In fact Frank was joking with Clara on these matters and commented, “But I realised Clara had no taste for these facile and coarse jokes, and I found it prudent to attenuate them…”
In Colombo, he also goes to ‘Kolpetty’ that is to sort out his ‘scientific matters.’ As he says, “Among the letters of recommendation I had brought from Paris, there was one to a certain Sir Oscar Terwick who…was the president of the Association of Tropical Embryology and British Entomology in Colombo.”
There is some description of Kolpetty, “He lived far off in a suburb called Kolpetty which was, so to speak, the Passy of Colombo.” “There, in the midst of luxurious gardens, graced by the inevitable coconut tree, in spacious and bizarre villas, the rich merchants and notable officials of the city lived.” He also mentions about “a sort of little square shaded by immense teakwood trees.” Passy in Paris probably is the wealthiest residential area. It appears that those days, Colombo meant only the centre, but not the whole of Colombo city like today, thus Kolpetty was a ‘far off place’ for him.
“I gave a detailed and acted version of this interview” with Sir Terwick. “She laughed like a mad woman.” “The next morning, after a savage night of love, we put to sea again en route to China.”

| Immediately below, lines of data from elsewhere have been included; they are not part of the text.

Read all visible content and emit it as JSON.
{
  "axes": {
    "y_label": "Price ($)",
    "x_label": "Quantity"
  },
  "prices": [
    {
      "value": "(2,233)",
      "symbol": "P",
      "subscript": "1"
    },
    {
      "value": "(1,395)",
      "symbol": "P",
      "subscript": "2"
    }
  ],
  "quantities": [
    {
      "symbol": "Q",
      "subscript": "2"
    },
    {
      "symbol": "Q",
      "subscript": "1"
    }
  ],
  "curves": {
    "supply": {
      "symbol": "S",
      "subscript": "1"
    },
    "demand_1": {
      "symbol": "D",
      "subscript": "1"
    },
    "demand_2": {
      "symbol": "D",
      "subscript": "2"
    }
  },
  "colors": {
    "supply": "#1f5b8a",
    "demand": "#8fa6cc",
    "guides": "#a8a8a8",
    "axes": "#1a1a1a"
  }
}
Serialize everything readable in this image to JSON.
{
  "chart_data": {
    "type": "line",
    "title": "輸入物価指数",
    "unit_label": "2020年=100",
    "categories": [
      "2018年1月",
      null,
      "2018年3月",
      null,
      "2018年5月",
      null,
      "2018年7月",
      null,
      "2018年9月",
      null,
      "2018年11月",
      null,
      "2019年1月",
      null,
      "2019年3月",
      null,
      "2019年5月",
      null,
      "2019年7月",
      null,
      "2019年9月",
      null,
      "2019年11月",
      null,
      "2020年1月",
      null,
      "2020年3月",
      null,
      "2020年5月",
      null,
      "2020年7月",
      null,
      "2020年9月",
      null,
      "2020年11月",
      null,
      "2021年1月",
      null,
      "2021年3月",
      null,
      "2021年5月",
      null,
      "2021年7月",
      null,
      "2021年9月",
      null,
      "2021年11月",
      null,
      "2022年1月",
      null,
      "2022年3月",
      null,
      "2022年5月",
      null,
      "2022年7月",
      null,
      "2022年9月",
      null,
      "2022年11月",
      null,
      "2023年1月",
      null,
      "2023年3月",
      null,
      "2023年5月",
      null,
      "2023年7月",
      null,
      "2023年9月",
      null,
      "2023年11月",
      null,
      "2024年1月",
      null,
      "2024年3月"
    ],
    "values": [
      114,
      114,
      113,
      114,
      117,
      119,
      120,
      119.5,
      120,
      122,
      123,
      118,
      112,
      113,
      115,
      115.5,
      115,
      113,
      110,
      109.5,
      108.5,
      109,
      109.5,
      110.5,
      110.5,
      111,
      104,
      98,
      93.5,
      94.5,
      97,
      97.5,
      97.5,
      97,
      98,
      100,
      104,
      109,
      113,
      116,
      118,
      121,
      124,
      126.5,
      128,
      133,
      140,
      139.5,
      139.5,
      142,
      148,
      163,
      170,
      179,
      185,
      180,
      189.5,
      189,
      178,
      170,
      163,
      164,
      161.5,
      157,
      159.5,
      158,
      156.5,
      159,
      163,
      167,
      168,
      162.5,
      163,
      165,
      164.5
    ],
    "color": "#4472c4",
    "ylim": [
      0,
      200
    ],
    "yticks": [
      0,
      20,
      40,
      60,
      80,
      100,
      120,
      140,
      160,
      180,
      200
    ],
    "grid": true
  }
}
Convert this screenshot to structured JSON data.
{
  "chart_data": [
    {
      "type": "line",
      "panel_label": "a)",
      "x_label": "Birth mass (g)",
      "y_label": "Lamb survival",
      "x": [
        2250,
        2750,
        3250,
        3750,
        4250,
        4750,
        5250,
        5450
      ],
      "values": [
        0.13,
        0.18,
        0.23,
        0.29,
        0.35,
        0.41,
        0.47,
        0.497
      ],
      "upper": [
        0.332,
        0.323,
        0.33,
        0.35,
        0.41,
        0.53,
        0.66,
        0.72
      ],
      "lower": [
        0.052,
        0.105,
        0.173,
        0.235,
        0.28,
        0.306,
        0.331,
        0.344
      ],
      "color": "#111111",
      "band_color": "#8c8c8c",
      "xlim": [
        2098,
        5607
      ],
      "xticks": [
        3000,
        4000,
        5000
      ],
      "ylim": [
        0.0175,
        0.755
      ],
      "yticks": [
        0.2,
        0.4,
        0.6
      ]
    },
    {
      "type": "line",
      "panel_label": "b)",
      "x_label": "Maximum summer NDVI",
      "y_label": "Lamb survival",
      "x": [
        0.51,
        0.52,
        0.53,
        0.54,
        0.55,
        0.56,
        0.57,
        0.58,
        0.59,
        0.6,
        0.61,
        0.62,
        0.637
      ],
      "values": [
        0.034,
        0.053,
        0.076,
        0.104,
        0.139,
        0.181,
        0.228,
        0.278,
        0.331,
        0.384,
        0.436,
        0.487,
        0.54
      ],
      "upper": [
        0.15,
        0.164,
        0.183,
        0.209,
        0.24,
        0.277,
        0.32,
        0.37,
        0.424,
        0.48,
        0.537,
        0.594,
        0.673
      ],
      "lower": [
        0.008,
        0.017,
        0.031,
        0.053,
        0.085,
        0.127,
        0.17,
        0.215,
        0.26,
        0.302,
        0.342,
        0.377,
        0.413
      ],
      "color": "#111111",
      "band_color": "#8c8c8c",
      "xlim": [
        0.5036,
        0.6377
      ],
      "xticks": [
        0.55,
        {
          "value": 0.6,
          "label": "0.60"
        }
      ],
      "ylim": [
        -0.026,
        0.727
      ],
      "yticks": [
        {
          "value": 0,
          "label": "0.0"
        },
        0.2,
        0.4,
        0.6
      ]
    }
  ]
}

Slaughter of Madduma Bandara
The story of the beheading of the ‘child hero’ of Sri Lanka, Madduma Bandara, comes much later in the novel, when Frank and Clara were discussing torture in China. The story is related by none other than Clara herself who has claimed to visit Ceylon several times. Even those days it appears that the ‘international community’ was concerned about human rights in Sri Lanka! The full description is the following.
“Ah, I remember the strange sensation I felt when, at Kandy, the gloomy former capital of Ceylon, I went up the steps of the temple where the English had stupidly, without torture, slaughtered the little Modeliar princes who, legends tell us, were so charming…like those skilfully made Chinese ikons, with so hieratically clam and pure of grace, and their golden halos and their long hands pressed together.”
“I felt that what had happened there on those sacred steps, still uncleansed of that blood by eighty years of violent possession – was something more horrible than a human massacre; the destruction of a precious, trouncing and innocent beauty.”
What a nice twist of the story for the glee of Sinhala patriotism!